Among those contacting him to wish him well were former GAA president Christy Cooney, as well as a number of players.
Mr Buttimer said he was deeply appreciative of what he called the “outpouring of support”.
The Cork TD, who is heavily involved with the GAA, decided to speak about his private life after becoming chairman of a new Fine Gael forum aimed at promoting gay equality.
“Everyone has been great,” he said “I have received so many messages of support from all over the community and all walks of life and ages.”
Mr Buttimer said he had not been subjected to any negative comments regarding his decision to come out.
He said Taoiseach Enda Kenny had wished him well on the move, and on the creation of the gay equality group, when the pair met at a GAA game in Croke Park on Sunday.
The creation of the Fine Gael lesbian, gay, bisexual and transgender forum for party activists and representatives marks a major shift in the organisation’s attitude to gay equality issues.
The Gay and Lesbian Equality Network (Glen) said Mr Buttimer had made a significant contribution to “the opening out of politics and society”.

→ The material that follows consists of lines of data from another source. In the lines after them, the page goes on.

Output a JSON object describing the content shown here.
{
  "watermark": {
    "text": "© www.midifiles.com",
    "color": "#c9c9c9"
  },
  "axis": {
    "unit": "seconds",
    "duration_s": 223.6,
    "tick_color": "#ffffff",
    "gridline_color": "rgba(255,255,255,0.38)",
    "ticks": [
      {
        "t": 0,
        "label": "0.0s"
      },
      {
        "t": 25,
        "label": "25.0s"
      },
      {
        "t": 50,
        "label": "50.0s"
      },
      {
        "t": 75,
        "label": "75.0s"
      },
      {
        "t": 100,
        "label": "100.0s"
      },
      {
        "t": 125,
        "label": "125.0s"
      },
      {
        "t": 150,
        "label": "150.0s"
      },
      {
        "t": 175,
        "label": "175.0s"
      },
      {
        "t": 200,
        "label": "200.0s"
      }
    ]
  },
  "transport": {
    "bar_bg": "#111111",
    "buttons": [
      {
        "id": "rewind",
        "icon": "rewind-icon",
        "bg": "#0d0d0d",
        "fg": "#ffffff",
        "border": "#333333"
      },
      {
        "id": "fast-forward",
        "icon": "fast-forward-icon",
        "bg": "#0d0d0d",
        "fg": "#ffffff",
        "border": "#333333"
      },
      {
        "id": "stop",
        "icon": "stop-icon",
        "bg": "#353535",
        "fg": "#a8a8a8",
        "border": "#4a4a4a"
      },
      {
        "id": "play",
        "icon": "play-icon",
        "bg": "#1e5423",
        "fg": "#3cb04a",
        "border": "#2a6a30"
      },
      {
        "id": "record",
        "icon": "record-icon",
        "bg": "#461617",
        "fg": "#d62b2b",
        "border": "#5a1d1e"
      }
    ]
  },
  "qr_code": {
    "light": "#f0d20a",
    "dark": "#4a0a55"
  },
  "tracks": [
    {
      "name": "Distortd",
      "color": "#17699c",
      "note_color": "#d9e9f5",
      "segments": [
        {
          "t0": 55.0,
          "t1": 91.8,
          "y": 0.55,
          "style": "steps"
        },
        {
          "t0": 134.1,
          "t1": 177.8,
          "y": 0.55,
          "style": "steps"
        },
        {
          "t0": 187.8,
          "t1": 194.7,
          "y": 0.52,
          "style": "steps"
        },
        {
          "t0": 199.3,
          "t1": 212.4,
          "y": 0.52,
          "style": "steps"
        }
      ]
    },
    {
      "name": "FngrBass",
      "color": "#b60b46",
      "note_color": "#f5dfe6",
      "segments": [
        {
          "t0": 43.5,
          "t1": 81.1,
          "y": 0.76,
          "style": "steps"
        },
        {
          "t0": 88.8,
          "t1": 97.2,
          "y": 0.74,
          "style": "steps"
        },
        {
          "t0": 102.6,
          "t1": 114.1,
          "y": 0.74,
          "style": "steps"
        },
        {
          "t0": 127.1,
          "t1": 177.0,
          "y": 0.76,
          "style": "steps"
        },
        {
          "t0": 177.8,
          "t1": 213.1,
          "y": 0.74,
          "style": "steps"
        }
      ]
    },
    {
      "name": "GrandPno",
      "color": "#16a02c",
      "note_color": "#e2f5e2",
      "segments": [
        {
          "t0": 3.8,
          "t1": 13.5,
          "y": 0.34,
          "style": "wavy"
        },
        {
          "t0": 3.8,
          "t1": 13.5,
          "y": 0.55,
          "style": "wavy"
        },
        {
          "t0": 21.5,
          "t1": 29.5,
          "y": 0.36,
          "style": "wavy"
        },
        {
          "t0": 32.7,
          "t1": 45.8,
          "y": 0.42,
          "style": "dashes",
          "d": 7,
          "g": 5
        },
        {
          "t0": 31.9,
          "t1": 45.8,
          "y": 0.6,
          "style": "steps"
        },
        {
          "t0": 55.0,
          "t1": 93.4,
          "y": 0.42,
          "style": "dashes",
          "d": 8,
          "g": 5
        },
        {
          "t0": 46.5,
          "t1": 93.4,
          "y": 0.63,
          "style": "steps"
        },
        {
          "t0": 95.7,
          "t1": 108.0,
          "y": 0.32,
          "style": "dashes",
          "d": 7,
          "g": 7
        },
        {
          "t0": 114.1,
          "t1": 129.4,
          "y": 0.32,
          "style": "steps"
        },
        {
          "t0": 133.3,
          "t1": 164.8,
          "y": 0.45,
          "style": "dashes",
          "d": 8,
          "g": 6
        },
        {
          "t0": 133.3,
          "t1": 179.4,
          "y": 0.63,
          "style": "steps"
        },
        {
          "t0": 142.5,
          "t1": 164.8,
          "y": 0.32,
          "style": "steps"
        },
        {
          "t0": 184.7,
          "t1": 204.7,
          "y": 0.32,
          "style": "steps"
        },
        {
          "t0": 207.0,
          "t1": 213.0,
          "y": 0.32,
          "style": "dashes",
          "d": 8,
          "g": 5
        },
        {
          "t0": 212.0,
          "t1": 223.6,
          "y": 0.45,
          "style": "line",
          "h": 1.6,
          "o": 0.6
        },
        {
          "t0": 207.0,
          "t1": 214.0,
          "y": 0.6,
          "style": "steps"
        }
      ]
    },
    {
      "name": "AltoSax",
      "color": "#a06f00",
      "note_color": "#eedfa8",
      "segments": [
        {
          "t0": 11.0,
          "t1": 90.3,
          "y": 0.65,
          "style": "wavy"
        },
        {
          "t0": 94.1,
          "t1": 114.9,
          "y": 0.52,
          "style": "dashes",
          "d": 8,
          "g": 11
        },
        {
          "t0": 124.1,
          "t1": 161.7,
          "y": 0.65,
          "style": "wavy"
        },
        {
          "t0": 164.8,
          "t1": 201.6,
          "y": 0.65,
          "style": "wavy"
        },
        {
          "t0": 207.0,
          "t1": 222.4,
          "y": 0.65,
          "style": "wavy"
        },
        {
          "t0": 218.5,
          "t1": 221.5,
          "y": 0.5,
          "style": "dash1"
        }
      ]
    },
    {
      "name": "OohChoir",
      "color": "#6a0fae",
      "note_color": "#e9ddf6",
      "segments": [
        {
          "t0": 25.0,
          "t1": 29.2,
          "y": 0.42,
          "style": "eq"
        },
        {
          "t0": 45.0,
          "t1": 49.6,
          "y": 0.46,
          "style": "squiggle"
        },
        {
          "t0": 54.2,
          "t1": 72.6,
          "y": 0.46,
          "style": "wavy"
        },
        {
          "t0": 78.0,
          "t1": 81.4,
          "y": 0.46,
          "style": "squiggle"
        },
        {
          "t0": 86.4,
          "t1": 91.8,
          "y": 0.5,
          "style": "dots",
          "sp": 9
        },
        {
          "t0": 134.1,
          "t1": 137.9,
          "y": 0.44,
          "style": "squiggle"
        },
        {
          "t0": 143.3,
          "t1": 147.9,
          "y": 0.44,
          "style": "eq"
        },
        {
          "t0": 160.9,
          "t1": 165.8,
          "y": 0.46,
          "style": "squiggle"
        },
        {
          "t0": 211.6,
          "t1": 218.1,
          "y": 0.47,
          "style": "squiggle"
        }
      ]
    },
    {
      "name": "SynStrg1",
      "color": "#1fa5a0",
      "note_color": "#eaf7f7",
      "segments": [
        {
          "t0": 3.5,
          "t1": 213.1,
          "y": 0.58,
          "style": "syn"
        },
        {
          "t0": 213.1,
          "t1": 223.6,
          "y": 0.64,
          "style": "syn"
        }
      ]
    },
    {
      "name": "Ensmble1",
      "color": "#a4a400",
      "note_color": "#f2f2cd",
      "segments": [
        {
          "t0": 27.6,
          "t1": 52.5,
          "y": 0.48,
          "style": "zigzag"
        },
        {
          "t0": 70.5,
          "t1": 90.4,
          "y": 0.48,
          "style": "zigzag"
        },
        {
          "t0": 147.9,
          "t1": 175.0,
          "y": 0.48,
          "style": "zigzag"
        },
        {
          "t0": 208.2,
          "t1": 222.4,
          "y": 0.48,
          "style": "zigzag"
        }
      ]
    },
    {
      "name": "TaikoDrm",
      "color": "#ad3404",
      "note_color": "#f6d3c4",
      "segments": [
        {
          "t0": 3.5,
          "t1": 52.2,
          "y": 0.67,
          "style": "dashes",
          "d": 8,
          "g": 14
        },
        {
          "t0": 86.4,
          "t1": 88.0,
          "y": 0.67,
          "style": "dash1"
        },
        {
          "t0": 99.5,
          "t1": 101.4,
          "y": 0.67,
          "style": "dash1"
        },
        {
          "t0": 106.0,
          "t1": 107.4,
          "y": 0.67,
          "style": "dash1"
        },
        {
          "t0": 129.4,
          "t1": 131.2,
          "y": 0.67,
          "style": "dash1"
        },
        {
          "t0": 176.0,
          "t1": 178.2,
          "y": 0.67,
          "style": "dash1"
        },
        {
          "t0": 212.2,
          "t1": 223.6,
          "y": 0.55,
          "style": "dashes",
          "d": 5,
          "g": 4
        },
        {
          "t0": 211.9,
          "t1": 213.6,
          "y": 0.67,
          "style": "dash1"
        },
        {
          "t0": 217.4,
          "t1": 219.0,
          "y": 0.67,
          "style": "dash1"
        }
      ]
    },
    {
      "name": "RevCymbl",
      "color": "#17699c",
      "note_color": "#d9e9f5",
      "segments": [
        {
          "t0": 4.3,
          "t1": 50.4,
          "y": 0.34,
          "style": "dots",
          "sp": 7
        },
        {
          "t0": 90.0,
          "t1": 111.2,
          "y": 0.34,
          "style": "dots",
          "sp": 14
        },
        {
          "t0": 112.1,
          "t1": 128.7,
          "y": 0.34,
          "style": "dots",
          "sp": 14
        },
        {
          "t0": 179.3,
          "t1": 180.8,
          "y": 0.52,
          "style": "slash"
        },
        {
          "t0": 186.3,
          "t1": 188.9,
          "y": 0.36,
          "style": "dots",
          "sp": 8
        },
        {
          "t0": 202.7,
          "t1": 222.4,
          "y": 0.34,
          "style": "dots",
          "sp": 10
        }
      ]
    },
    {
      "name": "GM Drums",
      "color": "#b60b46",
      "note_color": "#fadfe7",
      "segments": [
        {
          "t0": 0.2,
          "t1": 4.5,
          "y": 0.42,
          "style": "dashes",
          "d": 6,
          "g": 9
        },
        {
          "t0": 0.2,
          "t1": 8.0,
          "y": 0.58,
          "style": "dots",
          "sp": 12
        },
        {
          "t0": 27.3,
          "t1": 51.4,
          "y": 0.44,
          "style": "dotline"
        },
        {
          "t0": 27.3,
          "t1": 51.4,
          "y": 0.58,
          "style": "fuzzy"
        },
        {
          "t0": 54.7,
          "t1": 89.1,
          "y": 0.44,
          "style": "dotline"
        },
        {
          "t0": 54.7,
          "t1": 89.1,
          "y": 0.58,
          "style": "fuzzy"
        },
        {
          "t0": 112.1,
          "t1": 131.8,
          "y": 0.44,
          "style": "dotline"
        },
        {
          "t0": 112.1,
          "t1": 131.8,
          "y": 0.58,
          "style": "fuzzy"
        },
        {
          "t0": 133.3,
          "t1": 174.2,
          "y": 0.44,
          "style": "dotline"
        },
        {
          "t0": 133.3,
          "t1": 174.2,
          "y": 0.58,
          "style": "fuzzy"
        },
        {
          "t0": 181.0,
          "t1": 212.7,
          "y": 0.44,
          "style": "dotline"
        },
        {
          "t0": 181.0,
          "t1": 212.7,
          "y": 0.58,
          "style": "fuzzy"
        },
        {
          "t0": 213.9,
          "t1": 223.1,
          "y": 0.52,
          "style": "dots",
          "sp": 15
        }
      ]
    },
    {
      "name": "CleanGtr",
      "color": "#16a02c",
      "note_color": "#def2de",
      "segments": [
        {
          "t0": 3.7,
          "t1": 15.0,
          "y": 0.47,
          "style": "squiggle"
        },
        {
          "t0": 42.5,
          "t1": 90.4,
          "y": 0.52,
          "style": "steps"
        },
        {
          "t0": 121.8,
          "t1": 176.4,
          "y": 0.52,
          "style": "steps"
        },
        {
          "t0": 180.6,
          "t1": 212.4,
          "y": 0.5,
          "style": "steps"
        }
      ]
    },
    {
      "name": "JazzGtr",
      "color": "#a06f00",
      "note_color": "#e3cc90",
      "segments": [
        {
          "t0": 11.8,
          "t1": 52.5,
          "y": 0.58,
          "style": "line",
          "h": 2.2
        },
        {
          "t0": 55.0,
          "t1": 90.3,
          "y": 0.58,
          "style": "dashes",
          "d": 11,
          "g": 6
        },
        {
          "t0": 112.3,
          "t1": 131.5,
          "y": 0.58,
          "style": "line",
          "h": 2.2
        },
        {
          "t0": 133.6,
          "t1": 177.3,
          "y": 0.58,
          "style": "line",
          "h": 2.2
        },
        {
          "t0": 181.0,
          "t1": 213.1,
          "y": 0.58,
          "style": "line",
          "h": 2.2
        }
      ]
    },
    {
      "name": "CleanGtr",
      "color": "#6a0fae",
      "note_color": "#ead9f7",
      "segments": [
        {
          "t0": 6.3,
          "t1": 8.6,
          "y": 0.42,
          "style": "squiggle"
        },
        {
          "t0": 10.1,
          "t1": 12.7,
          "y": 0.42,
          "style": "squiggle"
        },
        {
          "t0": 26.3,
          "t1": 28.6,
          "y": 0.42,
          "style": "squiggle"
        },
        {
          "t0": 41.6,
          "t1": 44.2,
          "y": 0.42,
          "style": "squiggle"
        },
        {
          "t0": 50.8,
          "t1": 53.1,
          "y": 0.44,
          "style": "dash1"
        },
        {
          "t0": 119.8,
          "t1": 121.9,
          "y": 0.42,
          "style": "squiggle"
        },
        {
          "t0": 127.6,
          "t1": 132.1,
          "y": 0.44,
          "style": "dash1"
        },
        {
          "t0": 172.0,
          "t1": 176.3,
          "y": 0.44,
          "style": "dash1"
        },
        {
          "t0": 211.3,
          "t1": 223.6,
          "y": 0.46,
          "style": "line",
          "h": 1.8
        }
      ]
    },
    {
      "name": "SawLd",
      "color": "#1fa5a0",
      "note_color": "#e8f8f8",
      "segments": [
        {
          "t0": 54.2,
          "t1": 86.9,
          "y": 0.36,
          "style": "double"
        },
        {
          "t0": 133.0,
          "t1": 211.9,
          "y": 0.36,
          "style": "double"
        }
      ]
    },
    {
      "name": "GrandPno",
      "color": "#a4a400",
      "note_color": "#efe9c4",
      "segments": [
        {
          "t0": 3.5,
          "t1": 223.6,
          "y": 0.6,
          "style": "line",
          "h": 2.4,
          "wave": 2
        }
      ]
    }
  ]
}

Chairman Kieran Rose said: “We salute Jerry’s leadership, and his openness will be an inspiration to many young gay people and will be warmly welcomed by lesbian and gay people throughout Ireland.
“It is a tribute to Jerry and the openness of the party that he and the group have got the strong support of the Taoiseach and Cabinet ministers.

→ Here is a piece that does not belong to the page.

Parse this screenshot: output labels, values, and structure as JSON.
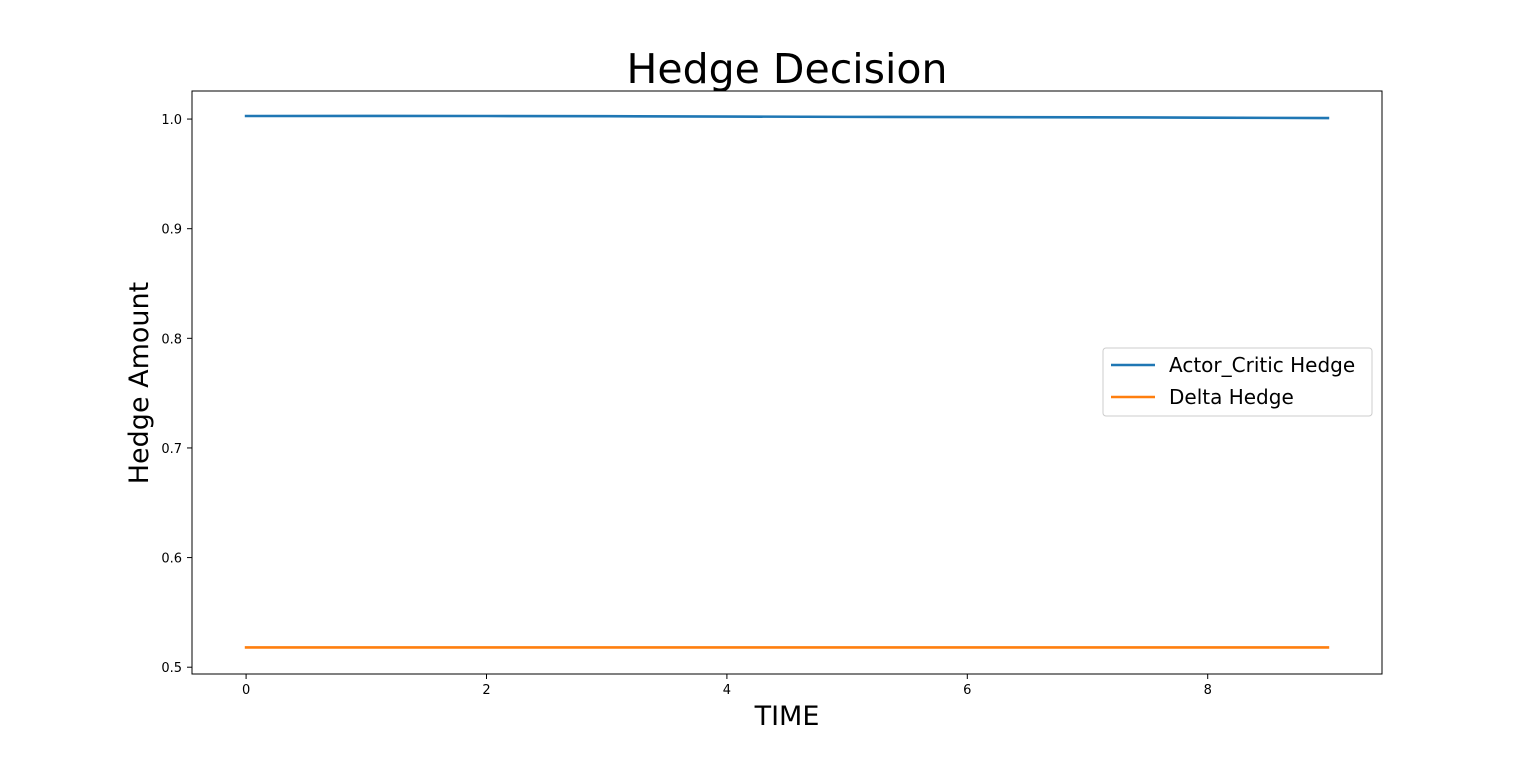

“As important was that Jerry used this opportunity to set out the need for further legislative reform, including civil marriage for same-sex couples.”
The setting-up of the gay forum within Fine Gael comes after the party’s ard fheis supported gay marriage equality, bringing it into line with Labour, Sinn Féin, and Fianna Fáil.
Mr Buttimer said he would like to use the forum to press for a constitutional referendum on upgrading same-sex civil partnerships to full civil marriage status.
This would put the group at odds with senior party members such as Europe Minister Lucinda Creighton, who has been outspoken in her opposition to gay marriage equality.
The forum was launched at the weekend when some 150 Fine Gael activists gathered in Dublin, and the meeting was addressed by two Cabinet ministers, James Reilly and Frances Fitzgerald.
Mr Kenny is set to speak at the forum in the autumn, and has been supportive of its evolvement within the party.
Mr Buttimer has joined two Labour deputies as the TDs in the 166-person Dáil to have come out.